Noi in modo particolare e' chiaro che siamo tributari a Israele. E' chiaro che malgrado tutto, come eravamo tributari nei confronti d'Israele quando sono arrivati i soldati delle brigate, quando sono arrivati messaggeri concrete di Israele, cosi' lo siamo rimasti ancora adesso.

E ci ne accorgiamo in tutte le circostanze, sia dal punto di vista della dottrina, siamo dal punto di vista dei nostri stessi Rabbanim che hanno frequentato, sono stati e tornano dalle yeshivot israeliane sia dal punto di vista dei nostri giovani, sia del nostro Dor Hemshech, ecc. Siamo tributari, e tutta via, siamo tributari con due difficolta'. La prima e' questo che ho appena accennato sulle quale non torno ma vi prego di considerare nel suo dramma perche' e' una difficolta' seria che incidera' sempre di piu' nel nostro avvenire. Perche' non possiamo tagliare con gli uni o tagliare con gli altri. Il pluralismo significa tante case ma mi e' piaciuto moltissimo il discorso della sanduth? E della sordanuth?. Pluralismo vuol dire portarsi sulle spalle per poter fare uno sforzo, anche violentare se stessi per mantenere rapporti con quella parte della societa' israeliana che non rispecchia il nostro modo di essere. Se intendiamo che valga la pena mantenere l'aspirazione, lo sforzo, la lotta, chiamatelo come volete, per mantenere del popolo ebraico.

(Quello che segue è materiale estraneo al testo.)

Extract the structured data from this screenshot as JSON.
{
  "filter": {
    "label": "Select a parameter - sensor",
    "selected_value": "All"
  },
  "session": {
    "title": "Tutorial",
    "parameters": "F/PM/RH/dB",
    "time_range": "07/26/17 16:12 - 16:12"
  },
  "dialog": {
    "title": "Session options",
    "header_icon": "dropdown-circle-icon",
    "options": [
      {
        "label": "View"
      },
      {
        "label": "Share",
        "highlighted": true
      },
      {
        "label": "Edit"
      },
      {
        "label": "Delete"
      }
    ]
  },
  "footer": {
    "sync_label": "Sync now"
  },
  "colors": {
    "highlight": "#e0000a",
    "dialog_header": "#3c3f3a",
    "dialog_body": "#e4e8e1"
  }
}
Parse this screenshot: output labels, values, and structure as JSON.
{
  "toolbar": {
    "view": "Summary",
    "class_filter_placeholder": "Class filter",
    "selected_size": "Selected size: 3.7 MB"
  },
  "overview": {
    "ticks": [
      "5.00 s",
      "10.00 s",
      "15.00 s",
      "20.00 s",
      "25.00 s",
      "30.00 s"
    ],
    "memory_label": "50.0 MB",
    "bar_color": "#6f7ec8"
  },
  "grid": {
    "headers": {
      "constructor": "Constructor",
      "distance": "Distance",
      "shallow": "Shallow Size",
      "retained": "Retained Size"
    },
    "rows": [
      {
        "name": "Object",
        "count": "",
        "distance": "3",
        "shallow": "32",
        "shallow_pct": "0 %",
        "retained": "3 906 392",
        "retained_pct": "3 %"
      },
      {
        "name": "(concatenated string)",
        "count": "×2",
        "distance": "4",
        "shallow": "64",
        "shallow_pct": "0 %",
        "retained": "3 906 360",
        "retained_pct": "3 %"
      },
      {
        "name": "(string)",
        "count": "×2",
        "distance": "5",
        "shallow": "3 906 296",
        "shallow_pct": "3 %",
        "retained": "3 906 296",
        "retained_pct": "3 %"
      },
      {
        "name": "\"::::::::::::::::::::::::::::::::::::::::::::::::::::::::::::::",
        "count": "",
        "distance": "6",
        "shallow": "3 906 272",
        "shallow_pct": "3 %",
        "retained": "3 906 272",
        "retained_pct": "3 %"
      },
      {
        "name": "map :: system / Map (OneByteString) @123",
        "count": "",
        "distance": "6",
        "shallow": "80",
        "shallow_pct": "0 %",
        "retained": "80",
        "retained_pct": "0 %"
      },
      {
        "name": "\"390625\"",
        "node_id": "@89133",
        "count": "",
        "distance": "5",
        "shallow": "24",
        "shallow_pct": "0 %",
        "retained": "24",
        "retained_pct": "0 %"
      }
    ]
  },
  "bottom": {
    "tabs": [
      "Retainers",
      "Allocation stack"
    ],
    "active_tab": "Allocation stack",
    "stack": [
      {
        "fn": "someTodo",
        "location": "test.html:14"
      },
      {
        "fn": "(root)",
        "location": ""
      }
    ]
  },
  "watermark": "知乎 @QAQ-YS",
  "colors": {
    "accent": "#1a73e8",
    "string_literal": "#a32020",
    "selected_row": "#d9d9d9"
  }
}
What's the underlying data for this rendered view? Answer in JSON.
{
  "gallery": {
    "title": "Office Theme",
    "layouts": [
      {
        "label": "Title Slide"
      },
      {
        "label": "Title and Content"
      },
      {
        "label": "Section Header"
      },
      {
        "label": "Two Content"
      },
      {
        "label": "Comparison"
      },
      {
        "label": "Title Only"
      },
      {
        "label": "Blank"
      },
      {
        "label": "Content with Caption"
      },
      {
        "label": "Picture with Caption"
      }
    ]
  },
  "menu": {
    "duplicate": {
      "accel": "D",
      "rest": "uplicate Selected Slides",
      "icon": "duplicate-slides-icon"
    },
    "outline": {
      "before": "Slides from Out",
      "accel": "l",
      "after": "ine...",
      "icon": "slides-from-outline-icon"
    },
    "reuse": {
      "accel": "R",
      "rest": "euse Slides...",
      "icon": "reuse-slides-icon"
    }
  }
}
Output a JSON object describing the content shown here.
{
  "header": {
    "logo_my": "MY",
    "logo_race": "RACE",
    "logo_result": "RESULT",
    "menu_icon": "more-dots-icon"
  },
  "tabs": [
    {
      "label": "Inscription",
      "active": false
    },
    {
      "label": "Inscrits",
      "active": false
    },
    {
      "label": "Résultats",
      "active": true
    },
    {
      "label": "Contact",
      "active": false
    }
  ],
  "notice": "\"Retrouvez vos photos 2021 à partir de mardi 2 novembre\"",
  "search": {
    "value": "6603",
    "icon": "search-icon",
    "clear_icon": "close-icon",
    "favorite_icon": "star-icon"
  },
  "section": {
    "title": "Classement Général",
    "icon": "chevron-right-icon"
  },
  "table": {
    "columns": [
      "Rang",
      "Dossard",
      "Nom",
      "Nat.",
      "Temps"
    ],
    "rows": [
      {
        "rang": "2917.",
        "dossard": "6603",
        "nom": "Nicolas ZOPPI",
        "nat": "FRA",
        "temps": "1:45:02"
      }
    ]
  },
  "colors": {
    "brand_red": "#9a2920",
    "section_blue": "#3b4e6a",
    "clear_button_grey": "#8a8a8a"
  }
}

Dall'altra parte, c'e' l'altro aspetto che e' stato brevissimamente accennato (omissis) si pone il problema dei nostri rapporti con il mondo cristiano, e nota che ho detto il mondo cristiano in generale e non cattolico, e della nostra necessita', anche per conoscere meglio noi stessi di rapportarci con questo mondo, in termini dialettici, in termini di insegnamenti; se ci fossi stato il tempo avrei voluto intervenire su due punti con Rav Laras, per allargare il discorso, non per polemica. Il dialogo a cui si riferiva Rav Laras stamattina che non c'e' in Israele ma c'e' nella diaspora, soprattutto europea, ma non soltanto europea, e' un altro punto di incomprensione, di differenza di esperienza fra Israele e la diaspora. Una differenza che in un Israele stato, in un Israele stabilizzato si pone questo dialogo, dove c'e', in termini completamente differenti di come si pone da noi, completamente diversi. Guardate che l'esperienza non e' facile. Io sono di quelli che ritengono che questo dialogo vada fatto per lo meno per due motivo. Per il motivo fondamentale che e' sempre meglio eliminare pregiudizi e allargare la sfera degli amici e ridurre quella dei nemici.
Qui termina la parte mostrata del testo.